Written by Colin Roderick Fulton
Review by Janet Williamson

This visually evocative novel, set towards the end of the Second World War, tells of Sturmbannführer (Major) Friedrich Schonewille, an accountant working for the SS, who collects revenues from concentration camps. Full of insecurities and hate, indifferent to Nazi philosophy, he enjoys the power his position brings.

Aware that the Third Reich is failing, he enriches himself by looting from concentration camp detainees but wants more. Driven, he recruits his pilot half-brother, Peter, and father, Helmuth Wenck, in a plan to rob the Reichsbank in Berlin. He has always felt inferior to both men and needs the security offered by his wife, Sophia, a Swedish Jewess rescued from a detention camp. He gives her a false identity so that she can escape with him to hotter climes after the robbery.

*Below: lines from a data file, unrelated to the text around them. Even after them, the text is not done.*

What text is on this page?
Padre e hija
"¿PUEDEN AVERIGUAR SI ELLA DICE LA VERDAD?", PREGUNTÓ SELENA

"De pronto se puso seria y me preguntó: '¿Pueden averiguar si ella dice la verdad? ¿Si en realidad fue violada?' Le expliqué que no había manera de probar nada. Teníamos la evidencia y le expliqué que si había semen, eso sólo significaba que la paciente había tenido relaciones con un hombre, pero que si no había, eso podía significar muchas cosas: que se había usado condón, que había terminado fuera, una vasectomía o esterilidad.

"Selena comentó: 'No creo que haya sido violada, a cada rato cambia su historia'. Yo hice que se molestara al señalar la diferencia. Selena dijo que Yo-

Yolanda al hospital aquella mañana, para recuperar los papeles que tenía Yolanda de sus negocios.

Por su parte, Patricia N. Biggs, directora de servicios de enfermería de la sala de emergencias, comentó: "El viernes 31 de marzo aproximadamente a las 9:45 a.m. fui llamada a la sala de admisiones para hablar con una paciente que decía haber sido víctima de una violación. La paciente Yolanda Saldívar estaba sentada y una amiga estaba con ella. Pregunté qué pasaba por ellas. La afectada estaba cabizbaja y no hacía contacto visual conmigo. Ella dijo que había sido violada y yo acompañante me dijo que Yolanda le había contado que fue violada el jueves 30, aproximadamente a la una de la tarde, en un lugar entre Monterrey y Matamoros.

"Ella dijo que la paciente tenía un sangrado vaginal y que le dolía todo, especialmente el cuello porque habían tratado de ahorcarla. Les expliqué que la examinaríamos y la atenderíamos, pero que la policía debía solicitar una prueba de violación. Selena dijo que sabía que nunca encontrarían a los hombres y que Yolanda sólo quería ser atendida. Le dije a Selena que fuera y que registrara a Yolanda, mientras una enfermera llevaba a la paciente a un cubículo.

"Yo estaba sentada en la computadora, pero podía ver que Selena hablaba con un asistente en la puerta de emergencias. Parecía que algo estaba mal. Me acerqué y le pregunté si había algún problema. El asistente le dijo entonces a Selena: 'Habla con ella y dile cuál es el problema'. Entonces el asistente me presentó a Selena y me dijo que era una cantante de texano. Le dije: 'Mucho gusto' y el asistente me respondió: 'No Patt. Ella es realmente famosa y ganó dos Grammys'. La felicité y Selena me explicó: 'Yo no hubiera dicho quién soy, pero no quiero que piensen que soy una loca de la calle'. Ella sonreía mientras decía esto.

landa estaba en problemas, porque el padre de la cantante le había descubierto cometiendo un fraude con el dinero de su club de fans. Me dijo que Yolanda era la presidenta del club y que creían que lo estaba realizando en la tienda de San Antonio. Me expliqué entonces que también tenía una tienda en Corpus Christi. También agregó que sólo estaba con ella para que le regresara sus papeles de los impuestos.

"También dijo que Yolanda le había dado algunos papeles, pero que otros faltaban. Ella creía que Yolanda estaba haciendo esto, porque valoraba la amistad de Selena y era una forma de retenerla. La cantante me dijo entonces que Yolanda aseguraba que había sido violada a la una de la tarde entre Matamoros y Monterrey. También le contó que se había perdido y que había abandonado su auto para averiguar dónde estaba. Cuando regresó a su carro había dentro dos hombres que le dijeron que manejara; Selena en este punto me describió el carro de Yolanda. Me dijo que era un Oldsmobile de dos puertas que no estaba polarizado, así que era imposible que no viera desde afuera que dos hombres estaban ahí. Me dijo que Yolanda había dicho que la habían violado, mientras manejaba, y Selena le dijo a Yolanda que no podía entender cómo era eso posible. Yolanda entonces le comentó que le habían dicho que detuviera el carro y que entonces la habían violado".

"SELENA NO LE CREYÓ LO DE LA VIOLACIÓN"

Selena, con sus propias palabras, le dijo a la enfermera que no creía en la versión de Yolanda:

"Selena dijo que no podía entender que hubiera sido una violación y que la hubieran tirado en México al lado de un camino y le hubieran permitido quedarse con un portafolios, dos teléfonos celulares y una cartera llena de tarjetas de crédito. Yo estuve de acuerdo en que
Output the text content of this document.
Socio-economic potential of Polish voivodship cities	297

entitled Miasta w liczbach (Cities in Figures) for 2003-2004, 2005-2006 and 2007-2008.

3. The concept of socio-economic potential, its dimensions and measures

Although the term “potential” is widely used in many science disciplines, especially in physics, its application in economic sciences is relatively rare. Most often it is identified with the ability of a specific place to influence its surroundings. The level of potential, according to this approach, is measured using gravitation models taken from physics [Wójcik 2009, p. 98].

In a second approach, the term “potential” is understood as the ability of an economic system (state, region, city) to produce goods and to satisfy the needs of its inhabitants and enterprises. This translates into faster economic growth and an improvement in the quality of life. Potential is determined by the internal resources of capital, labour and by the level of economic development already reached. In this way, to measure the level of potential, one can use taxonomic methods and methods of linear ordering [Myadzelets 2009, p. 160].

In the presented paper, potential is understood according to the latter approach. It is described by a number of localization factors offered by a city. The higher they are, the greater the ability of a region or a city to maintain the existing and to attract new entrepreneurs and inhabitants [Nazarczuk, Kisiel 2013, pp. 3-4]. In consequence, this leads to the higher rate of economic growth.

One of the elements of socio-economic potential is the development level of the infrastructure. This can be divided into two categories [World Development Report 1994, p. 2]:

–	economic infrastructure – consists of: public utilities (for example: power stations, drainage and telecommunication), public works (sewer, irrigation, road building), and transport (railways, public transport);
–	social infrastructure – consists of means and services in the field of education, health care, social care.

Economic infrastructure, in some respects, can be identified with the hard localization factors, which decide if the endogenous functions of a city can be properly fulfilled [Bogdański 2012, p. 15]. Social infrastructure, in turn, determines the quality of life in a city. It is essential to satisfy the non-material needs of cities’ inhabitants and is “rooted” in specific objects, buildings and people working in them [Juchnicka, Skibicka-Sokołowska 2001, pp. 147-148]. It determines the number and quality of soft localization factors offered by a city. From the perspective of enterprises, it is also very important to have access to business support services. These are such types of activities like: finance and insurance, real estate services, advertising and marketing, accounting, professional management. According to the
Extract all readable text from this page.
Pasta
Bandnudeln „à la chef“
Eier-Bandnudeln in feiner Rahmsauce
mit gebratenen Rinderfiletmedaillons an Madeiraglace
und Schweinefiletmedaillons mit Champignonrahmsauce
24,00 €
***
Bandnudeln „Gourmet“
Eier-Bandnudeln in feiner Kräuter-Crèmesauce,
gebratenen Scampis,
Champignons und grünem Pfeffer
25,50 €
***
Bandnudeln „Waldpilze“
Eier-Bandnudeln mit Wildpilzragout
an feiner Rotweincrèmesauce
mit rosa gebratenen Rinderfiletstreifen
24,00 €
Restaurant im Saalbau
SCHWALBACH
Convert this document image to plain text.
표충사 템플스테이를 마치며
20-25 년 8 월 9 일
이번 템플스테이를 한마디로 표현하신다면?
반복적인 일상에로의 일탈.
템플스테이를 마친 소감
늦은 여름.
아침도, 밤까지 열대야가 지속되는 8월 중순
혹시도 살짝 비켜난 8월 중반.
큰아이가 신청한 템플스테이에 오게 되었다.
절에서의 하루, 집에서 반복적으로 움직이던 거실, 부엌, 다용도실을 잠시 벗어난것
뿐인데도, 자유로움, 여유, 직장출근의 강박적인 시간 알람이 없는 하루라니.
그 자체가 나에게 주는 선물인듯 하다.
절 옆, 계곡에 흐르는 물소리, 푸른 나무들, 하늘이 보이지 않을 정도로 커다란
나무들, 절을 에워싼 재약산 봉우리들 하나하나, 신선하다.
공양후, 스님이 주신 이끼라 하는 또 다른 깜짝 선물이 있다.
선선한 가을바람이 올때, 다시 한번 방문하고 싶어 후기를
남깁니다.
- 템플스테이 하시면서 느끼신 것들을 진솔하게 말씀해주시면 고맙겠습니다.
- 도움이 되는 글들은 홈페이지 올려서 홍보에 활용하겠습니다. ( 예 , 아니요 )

Stress takes its toll after Himmler is tricked into authorising an aircraft for their use.  Bombing raids play havoc with transport systems, the Allied forces and Russians advance on Germany, and the underlings they recruit cannot be trusted.

When twenty-one 1,000-pound bombs hit the Reichsbank, leaving a shell of a building, the money is placed on flatbed trucks and sent to the rail station. From then on the frustrations and tensions increase as they successfully steal the cargo, eventually taking flight. When they reach the end of the line, Sophia shocks the men by committing an unexpected act. Given her emotional passivity throughout the book, the ending did not seem credible. Factually accurate plot details are interspersed throughout, but others describe aircraft specifications and maintenance, thereby slowing the pace. Definitely one for the boys.